Мадзилович склонил голову, благодаря за комплимент.
— А теперь слушайте, — решительно сказало Валько. — Я вам ни копейки не заплачу! Потому что знаю я эти штуки: сегодня сто, завтра сто двадцать, потом двести — и так всю жизнь собираетесь на моей шее висеть? Да еще потребуете, чтобы я на вашей дочери женился — чтобы она всем казалась нормальной!
Мадзилович хмыкнул:
— А что, это мысль!
Но тут же сокрушенно вздохнул:
— Она не согласится. Я раньше надеялся: найти бы такого мощного жеребца, который так бы ее обработал, чтобы она думать забыла, что не женщина. Но она как-то призналась, что был у нее такой жеребец.
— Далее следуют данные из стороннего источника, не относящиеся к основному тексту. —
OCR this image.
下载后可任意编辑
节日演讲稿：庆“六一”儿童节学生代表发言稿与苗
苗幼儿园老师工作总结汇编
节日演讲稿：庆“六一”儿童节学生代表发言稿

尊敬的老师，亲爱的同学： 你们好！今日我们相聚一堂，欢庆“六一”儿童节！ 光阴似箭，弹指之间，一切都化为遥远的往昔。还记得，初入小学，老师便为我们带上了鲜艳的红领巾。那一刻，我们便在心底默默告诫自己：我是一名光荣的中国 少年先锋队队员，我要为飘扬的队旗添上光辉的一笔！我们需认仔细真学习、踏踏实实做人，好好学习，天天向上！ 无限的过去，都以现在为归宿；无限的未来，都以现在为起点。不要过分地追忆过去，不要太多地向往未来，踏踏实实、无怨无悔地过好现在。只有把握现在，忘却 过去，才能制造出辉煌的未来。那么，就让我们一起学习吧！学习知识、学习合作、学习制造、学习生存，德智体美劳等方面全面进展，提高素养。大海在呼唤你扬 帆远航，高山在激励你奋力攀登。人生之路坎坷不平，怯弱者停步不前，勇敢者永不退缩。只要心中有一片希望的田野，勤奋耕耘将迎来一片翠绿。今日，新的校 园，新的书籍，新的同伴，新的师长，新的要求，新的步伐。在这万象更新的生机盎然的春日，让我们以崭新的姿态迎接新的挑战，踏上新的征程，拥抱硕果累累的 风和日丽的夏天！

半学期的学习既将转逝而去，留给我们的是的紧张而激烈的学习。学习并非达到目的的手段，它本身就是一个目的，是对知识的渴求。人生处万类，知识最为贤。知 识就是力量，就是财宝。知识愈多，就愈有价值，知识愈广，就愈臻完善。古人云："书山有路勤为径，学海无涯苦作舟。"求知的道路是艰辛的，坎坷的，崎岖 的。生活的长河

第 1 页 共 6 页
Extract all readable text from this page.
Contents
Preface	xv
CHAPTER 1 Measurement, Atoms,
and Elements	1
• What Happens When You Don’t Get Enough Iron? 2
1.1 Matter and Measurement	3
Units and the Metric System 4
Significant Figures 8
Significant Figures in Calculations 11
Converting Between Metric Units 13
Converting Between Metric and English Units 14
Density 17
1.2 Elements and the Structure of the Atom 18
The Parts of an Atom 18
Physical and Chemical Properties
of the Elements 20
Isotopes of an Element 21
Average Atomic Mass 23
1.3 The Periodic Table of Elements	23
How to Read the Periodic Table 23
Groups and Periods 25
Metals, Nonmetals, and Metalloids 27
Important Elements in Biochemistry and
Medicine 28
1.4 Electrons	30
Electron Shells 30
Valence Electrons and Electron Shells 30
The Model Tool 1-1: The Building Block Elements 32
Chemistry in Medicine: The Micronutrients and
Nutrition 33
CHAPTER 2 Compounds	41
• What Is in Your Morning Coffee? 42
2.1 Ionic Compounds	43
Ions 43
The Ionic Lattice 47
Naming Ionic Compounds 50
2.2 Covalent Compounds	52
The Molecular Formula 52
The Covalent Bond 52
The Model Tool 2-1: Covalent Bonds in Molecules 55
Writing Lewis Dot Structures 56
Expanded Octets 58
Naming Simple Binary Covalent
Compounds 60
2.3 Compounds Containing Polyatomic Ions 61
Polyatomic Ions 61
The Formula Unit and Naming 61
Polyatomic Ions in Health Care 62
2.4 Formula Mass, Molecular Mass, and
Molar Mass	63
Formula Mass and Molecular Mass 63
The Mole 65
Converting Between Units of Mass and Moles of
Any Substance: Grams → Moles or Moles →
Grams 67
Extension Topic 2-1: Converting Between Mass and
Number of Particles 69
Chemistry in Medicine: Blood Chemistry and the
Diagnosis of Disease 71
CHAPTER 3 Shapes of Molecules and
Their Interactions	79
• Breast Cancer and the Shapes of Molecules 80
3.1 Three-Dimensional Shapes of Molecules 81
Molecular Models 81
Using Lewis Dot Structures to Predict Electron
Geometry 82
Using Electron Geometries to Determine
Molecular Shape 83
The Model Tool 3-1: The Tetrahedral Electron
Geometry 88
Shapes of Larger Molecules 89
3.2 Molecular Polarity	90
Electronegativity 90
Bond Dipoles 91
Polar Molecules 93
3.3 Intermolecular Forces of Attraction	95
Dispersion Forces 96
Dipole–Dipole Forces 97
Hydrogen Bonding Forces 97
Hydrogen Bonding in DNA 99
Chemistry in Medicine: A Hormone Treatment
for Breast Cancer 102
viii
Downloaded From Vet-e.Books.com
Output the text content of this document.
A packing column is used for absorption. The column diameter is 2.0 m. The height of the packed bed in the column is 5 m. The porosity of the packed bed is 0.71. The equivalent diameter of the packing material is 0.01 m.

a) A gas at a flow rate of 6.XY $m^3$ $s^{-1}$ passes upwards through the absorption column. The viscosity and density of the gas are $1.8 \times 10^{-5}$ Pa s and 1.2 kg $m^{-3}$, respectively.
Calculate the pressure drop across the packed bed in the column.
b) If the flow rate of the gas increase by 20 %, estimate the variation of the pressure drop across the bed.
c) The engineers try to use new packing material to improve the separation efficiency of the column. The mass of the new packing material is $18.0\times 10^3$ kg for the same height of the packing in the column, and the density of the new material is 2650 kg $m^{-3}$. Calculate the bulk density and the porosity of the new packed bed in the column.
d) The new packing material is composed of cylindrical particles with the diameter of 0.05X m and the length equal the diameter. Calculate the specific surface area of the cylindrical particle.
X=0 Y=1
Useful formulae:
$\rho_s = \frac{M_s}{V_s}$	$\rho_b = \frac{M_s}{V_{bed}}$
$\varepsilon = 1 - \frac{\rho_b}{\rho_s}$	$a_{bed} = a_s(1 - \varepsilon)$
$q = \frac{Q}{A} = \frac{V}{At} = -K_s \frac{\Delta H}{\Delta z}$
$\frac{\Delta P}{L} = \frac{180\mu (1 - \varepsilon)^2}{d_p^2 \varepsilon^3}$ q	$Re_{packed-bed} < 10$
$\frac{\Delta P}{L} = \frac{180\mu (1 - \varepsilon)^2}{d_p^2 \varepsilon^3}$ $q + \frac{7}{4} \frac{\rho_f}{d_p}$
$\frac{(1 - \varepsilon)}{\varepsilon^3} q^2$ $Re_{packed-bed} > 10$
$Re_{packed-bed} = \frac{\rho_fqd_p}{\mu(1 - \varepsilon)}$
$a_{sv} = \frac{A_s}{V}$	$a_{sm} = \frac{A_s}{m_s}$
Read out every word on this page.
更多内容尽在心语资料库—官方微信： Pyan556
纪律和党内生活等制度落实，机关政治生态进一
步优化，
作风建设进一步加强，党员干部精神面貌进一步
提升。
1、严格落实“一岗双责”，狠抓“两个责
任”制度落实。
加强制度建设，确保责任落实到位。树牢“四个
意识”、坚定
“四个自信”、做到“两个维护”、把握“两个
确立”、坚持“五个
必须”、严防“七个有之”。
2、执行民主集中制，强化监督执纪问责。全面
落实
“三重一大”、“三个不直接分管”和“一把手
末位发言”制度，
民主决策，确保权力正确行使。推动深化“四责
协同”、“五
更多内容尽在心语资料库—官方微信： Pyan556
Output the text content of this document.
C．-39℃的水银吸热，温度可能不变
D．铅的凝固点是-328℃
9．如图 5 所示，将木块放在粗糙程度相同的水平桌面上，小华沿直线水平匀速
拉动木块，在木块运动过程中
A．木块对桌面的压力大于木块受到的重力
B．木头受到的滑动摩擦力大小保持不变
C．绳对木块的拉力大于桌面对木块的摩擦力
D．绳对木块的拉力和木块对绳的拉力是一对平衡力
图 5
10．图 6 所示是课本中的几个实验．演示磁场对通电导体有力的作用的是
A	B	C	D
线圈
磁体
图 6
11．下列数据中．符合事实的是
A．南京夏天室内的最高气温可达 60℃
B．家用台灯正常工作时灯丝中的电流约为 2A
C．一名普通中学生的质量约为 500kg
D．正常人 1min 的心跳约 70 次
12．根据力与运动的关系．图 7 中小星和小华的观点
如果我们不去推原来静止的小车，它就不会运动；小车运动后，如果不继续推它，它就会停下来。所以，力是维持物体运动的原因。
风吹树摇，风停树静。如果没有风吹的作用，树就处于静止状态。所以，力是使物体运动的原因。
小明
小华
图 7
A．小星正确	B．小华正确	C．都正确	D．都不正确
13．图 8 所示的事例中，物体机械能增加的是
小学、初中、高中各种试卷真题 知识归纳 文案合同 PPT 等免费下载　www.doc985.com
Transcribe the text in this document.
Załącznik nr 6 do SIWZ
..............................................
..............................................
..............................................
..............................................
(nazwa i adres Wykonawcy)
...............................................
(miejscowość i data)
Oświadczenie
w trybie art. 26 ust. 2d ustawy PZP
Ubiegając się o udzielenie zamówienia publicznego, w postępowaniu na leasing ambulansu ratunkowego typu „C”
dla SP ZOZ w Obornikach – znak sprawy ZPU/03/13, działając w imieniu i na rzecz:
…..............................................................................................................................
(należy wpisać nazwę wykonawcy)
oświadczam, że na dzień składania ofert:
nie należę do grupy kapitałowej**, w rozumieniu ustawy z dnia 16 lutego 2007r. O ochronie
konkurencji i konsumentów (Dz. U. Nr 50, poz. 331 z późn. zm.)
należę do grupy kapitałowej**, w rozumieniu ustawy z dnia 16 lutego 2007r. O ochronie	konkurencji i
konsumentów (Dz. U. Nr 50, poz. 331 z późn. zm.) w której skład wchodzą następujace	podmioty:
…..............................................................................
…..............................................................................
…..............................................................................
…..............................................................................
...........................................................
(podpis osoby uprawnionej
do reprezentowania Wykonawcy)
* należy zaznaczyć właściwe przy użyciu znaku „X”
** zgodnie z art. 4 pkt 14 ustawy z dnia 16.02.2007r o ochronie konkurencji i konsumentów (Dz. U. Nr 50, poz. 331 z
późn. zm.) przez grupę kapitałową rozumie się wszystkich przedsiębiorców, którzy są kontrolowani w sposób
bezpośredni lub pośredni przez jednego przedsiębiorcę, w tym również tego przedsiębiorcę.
Зря старался. Ошибка природы, увы. Кстати, если неприятно со мной встречаться, можно безналично. Почтовым переводом, например. Только, пожалуйста, без задержек.
Было ощущение, что Мадзилович нарочно злил Валько. Возможно, не осознанно: хоть и хорохорился, и выхвалялся своим усовершенствованным бесстыдством, но виделась в этой браваде показная агрессивность, за которой, как известно, часто прячутся робость и нерешительность. Может, тайный ход его мыслей был таков: я для дочери делаю все, я исполняю долг до конца, хоть и страдаю. Он откажется — что ж, придется сдержать слово, сообщить куда следует. Выгоды мне никакой, но могу зато спокойно погибнуть — спиться, плюнуть на все, махнуть рукой...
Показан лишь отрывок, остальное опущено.